Zo is het de HSR niet duidelijk waarom er zo’n ingrijpende verandering moet komen in het onderwijssysteem. In de reactie staat dat er een ‘blauwdruk’ wordt gegeven over hoe flexibilisering moet vormkrijgen. Er is bijvoorbeeld ‘tot in detail’ uitgewerkt hoe opleidingen moeten toetsen, hoe ze de studenten dienen te begeleiden en wat de rol van de docent is. ‘In hoeverre is er dan sprake van een kader met voldoende ruimte voor opleidingsteams om de professionals op te leiden voor hun eigen beroepssector?’
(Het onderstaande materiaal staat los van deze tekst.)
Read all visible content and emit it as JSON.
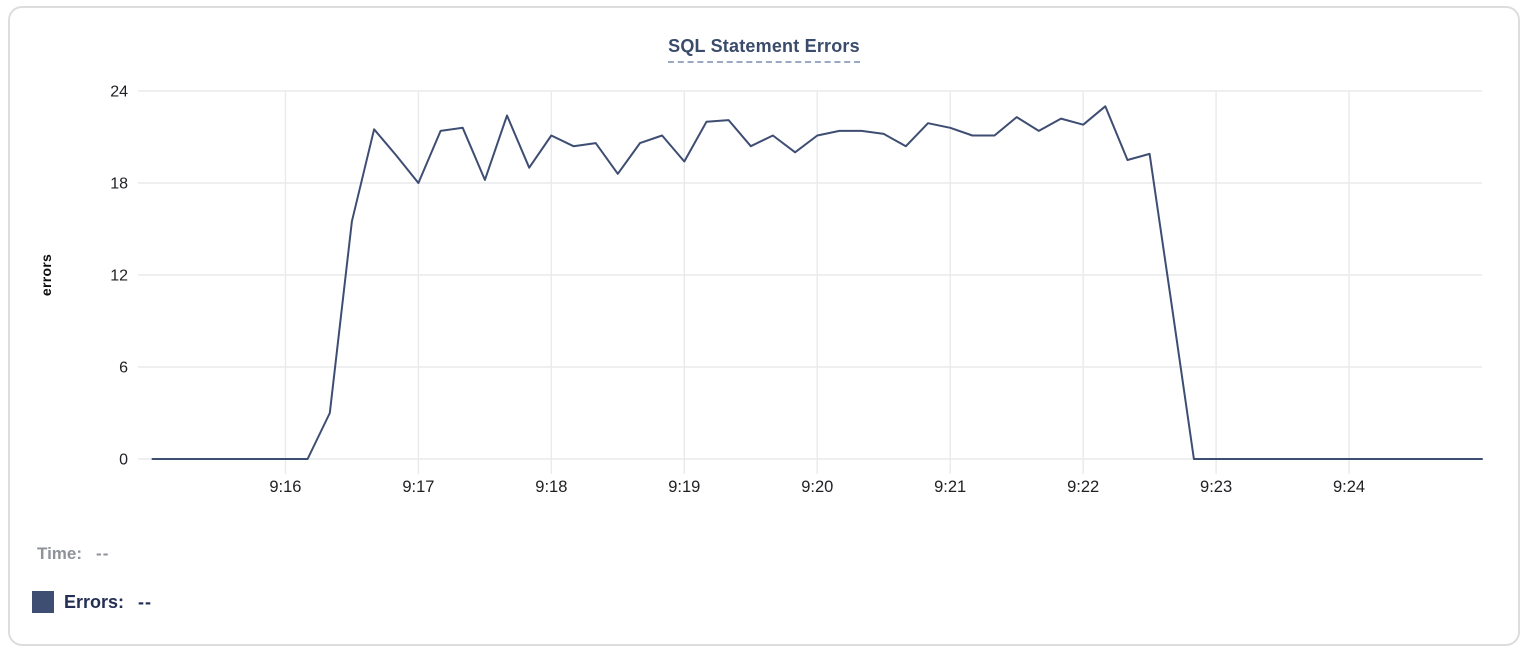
{
  "chart_data": {
    "type": "line",
    "title": "SQL Statement Errors",
    "xlabel": "",
    "ylabel": "errors",
    "x_range": [
      "9:15:00",
      "9:25:00"
    ],
    "ylim": [
      0,
      24
    ],
    "y_ticks": [
      0,
      6,
      12,
      18,
      24
    ],
    "x_ticks": [
      "9:16",
      "9:17",
      "9:18",
      "9:19",
      "9:20",
      "9:21",
      "9:22",
      "9:23",
      "9:24"
    ],
    "grid": true,
    "legend_position": "bottom-left",
    "series": [
      {
        "name": "Errors",
        "color": "#3e4d72",
        "times": [
          "9:15:00",
          "9:15:10",
          "9:15:20",
          "9:15:30",
          "9:15:40",
          "9:15:50",
          "9:16:00",
          "9:16:10",
          "9:16:20",
          "9:16:30",
          "9:16:40",
          "9:16:50",
          "9:17:00",
          "9:17:10",
          "9:17:20",
          "9:17:30",
          "9:17:40",
          "9:17:50",
          "9:18:00",
          "9:18:10",
          "9:18:20",
          "9:18:30",
          "9:18:40",
          "9:18:50",
          "9:19:00",
          "9:19:10",
          "9:19:20",
          "9:19:30",
          "9:19:40",
          "9:19:50",
          "9:20:00",
          "9:20:10",
          "9:20:20",
          "9:20:30",
          "9:20:40",
          "9:20:50",
          "9:21:00",
          "9:21:10",
          "9:21:20",
          "9:21:30",
          "9:21:40",
          "9:21:50",
          "9:22:00",
          "9:22:10",
          "9:22:20",
          "9:22:30",
          "9:22:40",
          "9:22:50",
          "9:23:00",
          "9:23:10",
          "9:23:20",
          "9:23:30",
          "9:23:40",
          "9:23:50",
          "9:24:00",
          "9:24:10",
          "9:24:20",
          "9:24:30",
          "9:24:40",
          "9:24:50",
          "9:25:00"
        ],
        "values": [
          0,
          0,
          0,
          0,
          0,
          0,
          0,
          0,
          3,
          15.5,
          21.5,
          19.8,
          18,
          21.4,
          21.6,
          18.2,
          22.4,
          19,
          21.1,
          20.4,
          20.6,
          18.6,
          20.6,
          21.1,
          19.4,
          22,
          22.1,
          20.4,
          21.1,
          20,
          21.1,
          21.4,
          21.4,
          21.2,
          20.4,
          21.9,
          21.6,
          21.1,
          21.1,
          22.3,
          21.4,
          22.2,
          21.8,
          23,
          19.5,
          19.9,
          10,
          0,
          0,
          0,
          0,
          0,
          0,
          0,
          0,
          0,
          0,
          0,
          0,
          0,
          0
        ]
      }
    ]
  },
  "legend": {
    "time_label": "Time:",
    "time_value": "--",
    "errors_label": "Errors:",
    "errors_value": "--"
  },
  "colors": {
    "line": "#3e4d72",
    "grid": "#e8eaec",
    "tick_text": "#202124",
    "title": "#3b4b6b",
    "legend_muted": "#8e9299",
    "legend_accent": "#252f56"
  }
}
‘Dit gaat dus te snel’, concludeerde HSR-voorzitter Annette Wind. ‘We verzoeken het college het voorstel in te trekken.’ Hierop stelde collegevoorzitter Jan Bogerd een schorsing voor. Het college is ‘verrast’, zei Bogerd nadat de vergadering weer was begonnen. ‘We zagen deze niet aankomen.’
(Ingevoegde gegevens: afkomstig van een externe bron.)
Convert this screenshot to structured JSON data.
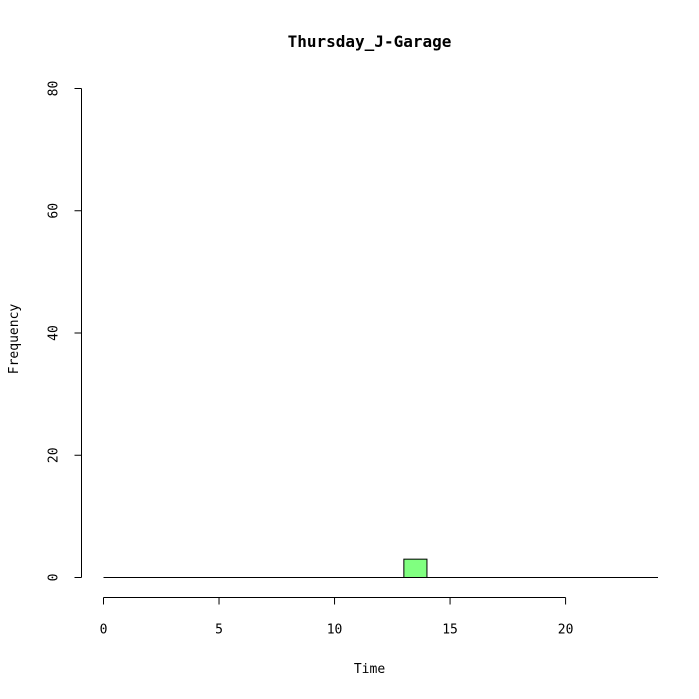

De HSR-voorzitter verwees ook naar de uitkomst van het Medezeggenschapsoverleg, dat instituten weinig behoefte hebben aan de veranderingen. Dat verraste het college dan weer niet. Bogerd merkte daarover op: ‘Het is een complexe materie, een belangrijk onderwerp en een hobbelig pad.’
Begrip voor het ongemak van de raad
Bogerd heeft alle begrip voor het ongemak van de raad. ‘Het verzoek om het voorstel in te trekken willen we niet honoreren, omdat we inhoudelijk met het traject verder willen’, vertelde Bogerd. ‘Linksom of rechtsom: het komt er toch een keer van. Is het niet dit jaar dan is het volgend jaar. Die beweging is gaande in het hoger onderwijs’, voegde hij eraan toe.
Hoe de zaak verder moet is momenteel onduidelijk. Als het college het onderwerp niet intrekt, is de kans groot dat de HSR het voorstel over twee weken afkeurt. Volgende week woensdag is er eerst nog een regulier overleg tussen het college en de raad. Dan kan duidelijk worden hoe het verder gaat.